Блаженный Эмброуз поднялся на сильно дрожащих ногах, привалившись к охраннику.
— Quia peccavi minis[32], — пробормотал он дрожащим старческим голосом. А потом неуклюже упал.
— Сдается мне, — сказал охранник, — ты совсем плох, вот что. — Он склонился, насупился на него, как на засорившуюся сточную яму.
— Quoniam adhuc[33], — пробормотал блаженный Эмброуз, недвижимо лежа на плитах.
Тристрам, считая, что видит шанс, рухнул на охранника, точно башня, по его мнению. Оба, пыхтя, покатились по блаженному Эмброузу.
— Ах, вот ты как, вот ты как, мистер Поганец? — зарычал охранник. Блаженный Эмброуз Бейли застонал, как, должно быть, стонала блаженная Маргарита Клитерская под прессом в несколько центнеров в Йорке в 1586 году. — Сейчас хорошенько получишь, как следует, — пропыхтел охранник, встав на Тристрама коленями и колотя его обоими кулаками. — Напрашивался, получи, мистер Предатель. Ты живым никогда отсюда не выйдешь, вот как. — Он яростно с хрустом ударил его по губам, сломав вставные челюсти. — Ты долго на это напрашивался, вот так вот. — Тристрам тихо лежал, отчаянно дыша. Охранник, еще задыхаясь, потащил блаженного Эмброуза Бейли на свободу.
— Меа culpa, mea culpa, mea maxima culpa[34], — вымолвил расстрига, трижды стукнув себя в грудь.
Глава 8
— Слава Богу! — воскликнул Шонни. — Мевис, иди посмотри, кто тут. Ллевелин, Димфна. Скорей, скорей все давайте.
Ибо в дом вошел не кто иной, как отец Шекель, по профессии торговец семенами, много месяцев назад взятый грубыми париями с накрашенными помадой губами. Отцу Шекелю было немного за сорок, голова очень круглая, коротко стрижена, ярко выраженный экзофтальм[35] и хронический насморк в результате одностороннего нароста на носовой перегородке. С вечно открытым ртом и вытаращенными глазами, он смахивал на Уильяма Блейка, созерцавшего фей, поднимая в благословении правую руку.
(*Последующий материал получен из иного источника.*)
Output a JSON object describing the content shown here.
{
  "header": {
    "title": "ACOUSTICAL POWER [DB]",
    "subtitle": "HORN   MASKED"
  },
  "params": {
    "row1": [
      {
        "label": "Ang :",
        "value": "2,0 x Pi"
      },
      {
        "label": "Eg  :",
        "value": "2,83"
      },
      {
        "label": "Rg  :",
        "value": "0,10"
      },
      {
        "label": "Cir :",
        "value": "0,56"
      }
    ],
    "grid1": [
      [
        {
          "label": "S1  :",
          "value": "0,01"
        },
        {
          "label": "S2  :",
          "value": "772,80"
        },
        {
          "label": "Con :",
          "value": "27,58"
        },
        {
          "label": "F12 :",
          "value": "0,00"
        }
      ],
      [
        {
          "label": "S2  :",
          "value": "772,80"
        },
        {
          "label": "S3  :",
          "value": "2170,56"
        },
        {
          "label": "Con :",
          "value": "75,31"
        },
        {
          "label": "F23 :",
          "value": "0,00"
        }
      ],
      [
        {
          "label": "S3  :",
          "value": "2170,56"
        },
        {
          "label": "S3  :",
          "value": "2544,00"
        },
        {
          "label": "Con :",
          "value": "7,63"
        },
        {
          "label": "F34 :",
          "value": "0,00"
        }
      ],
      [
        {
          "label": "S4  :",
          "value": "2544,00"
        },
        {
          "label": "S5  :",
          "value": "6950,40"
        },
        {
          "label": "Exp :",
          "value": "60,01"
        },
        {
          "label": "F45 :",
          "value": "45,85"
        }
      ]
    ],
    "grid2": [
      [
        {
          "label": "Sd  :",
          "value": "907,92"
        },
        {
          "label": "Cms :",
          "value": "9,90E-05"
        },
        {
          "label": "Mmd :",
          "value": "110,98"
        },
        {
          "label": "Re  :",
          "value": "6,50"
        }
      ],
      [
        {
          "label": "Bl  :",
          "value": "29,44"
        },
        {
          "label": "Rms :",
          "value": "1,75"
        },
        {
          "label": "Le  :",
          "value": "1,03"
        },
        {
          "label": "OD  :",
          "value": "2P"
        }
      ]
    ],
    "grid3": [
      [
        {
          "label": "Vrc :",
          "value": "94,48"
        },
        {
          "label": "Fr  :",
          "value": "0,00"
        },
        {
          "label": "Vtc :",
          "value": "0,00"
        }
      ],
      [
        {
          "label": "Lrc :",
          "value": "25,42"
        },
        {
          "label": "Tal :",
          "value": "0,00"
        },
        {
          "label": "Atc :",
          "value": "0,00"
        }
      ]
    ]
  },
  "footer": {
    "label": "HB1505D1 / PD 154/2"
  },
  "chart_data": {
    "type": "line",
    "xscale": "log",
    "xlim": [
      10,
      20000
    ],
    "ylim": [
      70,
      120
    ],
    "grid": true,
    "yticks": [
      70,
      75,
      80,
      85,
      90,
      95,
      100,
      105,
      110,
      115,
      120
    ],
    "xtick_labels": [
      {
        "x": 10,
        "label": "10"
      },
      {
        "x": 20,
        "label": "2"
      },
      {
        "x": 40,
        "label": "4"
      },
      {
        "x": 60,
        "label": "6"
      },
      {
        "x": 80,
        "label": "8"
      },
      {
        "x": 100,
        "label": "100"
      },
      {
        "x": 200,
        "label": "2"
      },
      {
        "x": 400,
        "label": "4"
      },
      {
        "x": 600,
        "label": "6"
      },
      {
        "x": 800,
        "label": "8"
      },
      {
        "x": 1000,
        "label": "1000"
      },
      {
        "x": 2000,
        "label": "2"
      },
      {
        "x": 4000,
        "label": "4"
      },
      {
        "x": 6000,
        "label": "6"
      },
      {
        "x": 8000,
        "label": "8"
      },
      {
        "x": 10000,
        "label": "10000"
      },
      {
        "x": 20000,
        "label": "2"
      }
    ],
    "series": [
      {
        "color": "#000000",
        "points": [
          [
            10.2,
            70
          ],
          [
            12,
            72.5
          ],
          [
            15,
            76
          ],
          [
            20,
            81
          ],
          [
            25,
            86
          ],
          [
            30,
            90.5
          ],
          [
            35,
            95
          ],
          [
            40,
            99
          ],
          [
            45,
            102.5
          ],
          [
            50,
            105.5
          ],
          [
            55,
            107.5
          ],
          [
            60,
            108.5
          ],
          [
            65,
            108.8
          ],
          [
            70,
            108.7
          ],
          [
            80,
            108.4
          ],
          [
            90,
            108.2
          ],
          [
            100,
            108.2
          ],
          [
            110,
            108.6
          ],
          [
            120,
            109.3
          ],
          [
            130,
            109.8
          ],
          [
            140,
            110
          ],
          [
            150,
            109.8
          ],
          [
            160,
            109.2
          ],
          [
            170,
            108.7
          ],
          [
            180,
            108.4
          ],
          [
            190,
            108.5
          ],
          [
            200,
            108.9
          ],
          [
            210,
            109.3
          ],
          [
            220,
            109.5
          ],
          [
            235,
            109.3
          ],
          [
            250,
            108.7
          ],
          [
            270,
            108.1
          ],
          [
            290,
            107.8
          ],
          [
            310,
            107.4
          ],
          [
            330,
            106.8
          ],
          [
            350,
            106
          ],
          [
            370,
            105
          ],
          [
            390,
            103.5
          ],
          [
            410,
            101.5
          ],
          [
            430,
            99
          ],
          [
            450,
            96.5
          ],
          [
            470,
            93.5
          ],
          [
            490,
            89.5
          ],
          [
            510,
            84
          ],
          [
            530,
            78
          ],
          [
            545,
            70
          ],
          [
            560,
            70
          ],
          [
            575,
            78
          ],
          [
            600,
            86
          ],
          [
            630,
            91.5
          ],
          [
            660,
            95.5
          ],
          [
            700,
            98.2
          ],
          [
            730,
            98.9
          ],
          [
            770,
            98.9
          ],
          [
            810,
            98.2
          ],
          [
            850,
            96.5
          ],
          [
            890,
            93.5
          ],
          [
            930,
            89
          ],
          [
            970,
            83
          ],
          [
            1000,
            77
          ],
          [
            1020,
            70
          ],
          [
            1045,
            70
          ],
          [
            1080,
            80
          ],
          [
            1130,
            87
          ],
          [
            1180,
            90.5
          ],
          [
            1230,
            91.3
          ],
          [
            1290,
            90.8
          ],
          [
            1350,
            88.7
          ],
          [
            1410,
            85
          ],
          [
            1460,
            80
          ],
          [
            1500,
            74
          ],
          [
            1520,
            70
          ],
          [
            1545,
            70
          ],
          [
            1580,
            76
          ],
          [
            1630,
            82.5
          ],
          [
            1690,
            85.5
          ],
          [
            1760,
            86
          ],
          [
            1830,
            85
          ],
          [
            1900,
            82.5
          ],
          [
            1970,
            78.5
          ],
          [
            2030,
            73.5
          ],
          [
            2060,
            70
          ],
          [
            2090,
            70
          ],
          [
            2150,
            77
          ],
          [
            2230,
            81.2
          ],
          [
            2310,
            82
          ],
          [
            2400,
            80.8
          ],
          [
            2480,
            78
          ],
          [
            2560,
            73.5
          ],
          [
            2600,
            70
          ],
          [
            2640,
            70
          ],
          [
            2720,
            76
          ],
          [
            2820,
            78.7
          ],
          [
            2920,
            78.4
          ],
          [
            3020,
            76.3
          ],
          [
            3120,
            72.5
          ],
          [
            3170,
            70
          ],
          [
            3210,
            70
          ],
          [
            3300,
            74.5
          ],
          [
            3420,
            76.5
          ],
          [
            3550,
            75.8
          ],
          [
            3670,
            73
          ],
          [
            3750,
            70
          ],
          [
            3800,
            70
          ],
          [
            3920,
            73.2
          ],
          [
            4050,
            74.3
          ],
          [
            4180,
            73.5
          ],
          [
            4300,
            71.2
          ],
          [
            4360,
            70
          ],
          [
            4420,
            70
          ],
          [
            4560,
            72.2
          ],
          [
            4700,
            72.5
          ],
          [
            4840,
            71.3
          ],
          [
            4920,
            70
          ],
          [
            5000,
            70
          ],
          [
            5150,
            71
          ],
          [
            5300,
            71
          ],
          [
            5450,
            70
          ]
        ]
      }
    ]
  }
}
— Вы очень худой, — сказала Мевис.
— Вас мучили? — спросили Ллевелин и Димфна.
— Когда вас выпустили? — закричал Шонни.
— Чего мне больше всего хотелось бы, — сказал отец Шекель, — так это выпить. — Речь его была приглушенной и насморочной, как при вечной простуде.
— Есть капелька сливовицы, — сказал Шонни, — осталась после родов и празднования их завершения. — И побежал за сливовицей.
— Роды? О каких родах он говорит? — спросил, усаживаясь, отец Шекель.
— Сестра моя, — сказала Мевис. — Близнецов родила. Нам крестить надо будет, отец.
— Спасибо, Шонни. — Отец Шекель взял наполовину налитый стакан. — Ну, — сказал он, отхлебывая, — кое-какие странные вещи творятся, а?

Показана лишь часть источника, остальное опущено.